Out of the Woodwork

In coaxing a neglected property back to life, Wenham designer Sebastian Carpenter brings its rural grace to the fore.

No one wanted this house. “The Realtor said that when prospective buyers saw it, they wouldn’t get out of their cars—they just left.


But we fell in love with the grounds,” says Wenham designer Sebastian Carpenter. The land overlooked Wenham Lake, framed by gnarled dogwoods and granite block terraces crowned with cut stone coping. A garden featured heirloom roses and peonies; vines clambered up weathered trellises built against the old red brick carriage house.

The formal landscaping harkened back to the original 1916 structure, a grand three-story red brick Georgian Revival that burned to the ground in 1950. Unfortunately, its replacement was “a double-high, double-wide,” recalls Carpenter, that turned away buyers in droves.

But he and his wife, Elisabeth, one of the founders of the TV Internet company Brightcove, knew they could do something special when they bought it in 2003. For the next two years, they completely reinvented the house and now live there with their children. “We wanted a home where we’d feel tied to the land, grow vegetables, fruit trees, have sheep grazing, chickens, lots of space where our three children could play, and where we could have guests come and stay,” he says. Today, the long, pine-shaded drive leads from the street up to an expansive modernist pale yellow house, whose horizontal banding in the stucco walls are a gentle nod to Adolf Loos, art deco, and Frank Lloyd Wright.

After a semester at the Yale School of Architecture, Carpenter designed and built furniture, then moved to London with his wife to study interior design at Chelsea College of Art and Design. There, he developed a busy interior design practice while helping raise their three children.

“We spent weekends at big English houses in the country,” Carpenter says, “visiting friends or touring various National Trust properties.
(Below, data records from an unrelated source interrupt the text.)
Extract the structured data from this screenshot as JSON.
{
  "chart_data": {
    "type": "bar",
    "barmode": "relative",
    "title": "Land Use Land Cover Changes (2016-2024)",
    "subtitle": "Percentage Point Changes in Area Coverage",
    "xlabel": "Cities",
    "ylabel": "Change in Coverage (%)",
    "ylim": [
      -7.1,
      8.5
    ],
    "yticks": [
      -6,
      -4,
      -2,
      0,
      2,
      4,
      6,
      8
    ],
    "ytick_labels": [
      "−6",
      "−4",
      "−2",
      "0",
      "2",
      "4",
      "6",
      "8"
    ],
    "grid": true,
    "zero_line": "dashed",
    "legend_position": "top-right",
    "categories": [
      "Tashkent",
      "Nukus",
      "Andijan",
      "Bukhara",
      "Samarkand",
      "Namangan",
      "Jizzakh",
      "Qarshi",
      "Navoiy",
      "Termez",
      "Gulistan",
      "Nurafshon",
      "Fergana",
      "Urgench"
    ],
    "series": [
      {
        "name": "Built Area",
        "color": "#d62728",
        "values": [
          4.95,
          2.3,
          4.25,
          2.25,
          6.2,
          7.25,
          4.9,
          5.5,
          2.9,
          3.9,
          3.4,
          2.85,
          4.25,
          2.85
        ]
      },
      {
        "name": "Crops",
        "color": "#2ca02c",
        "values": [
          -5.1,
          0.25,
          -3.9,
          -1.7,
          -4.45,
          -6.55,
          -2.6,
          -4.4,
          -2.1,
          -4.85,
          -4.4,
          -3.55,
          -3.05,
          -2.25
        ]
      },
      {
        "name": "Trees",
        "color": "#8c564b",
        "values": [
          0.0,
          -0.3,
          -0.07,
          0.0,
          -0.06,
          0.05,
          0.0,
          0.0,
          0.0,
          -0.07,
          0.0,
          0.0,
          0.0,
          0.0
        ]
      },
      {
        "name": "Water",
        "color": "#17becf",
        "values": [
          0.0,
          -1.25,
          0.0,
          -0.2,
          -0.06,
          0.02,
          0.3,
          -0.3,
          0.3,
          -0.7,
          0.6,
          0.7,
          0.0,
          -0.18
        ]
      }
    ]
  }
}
I was intrigued with iconic British style, but at the same time my personal style became more contemporary. I did projects in traditional English homes but started to treat spaces like works of art instead of just spaces to fill. Architecture school built the framework, but London made me who I am.”




Carpenter embraced the long, narrow footprint of his ’50s house by creating two distinct faces: The east elevation, overlooking the lake, features oversize windows, more glass than solid, while the west has smaller, strategic punctures. Centered on this façade is a new glazed portico. Beyond, the house opens to a 25-by-13-foot entry hall with a white and green checkered marble floor.




“I like to paint with a broad brush and use few colors and gestures, repeated many times,” he says. The same polished green stone of the entryway, for example, tops the Carpenter-designed dining table and the kitchen counter. Green marble also forms the hearth of the elevated double-sided fireplace that faces both the living room and the kitchen. Upstairs, the floor and countertop of the master bath are furnished with the same green marble.


The Carpenters planted an apple orchard and are still considering acquiring chickens. The nearly 100-year-old gardens have been coaxed into bloom and embellished by new plantings. The couple takes special pride in the row of raised beds in the walled garden just outside the kitchen door—the source of a variety of homegrown vegetables. “Last year we had tomatoes clear into December,” says Carpenter happily.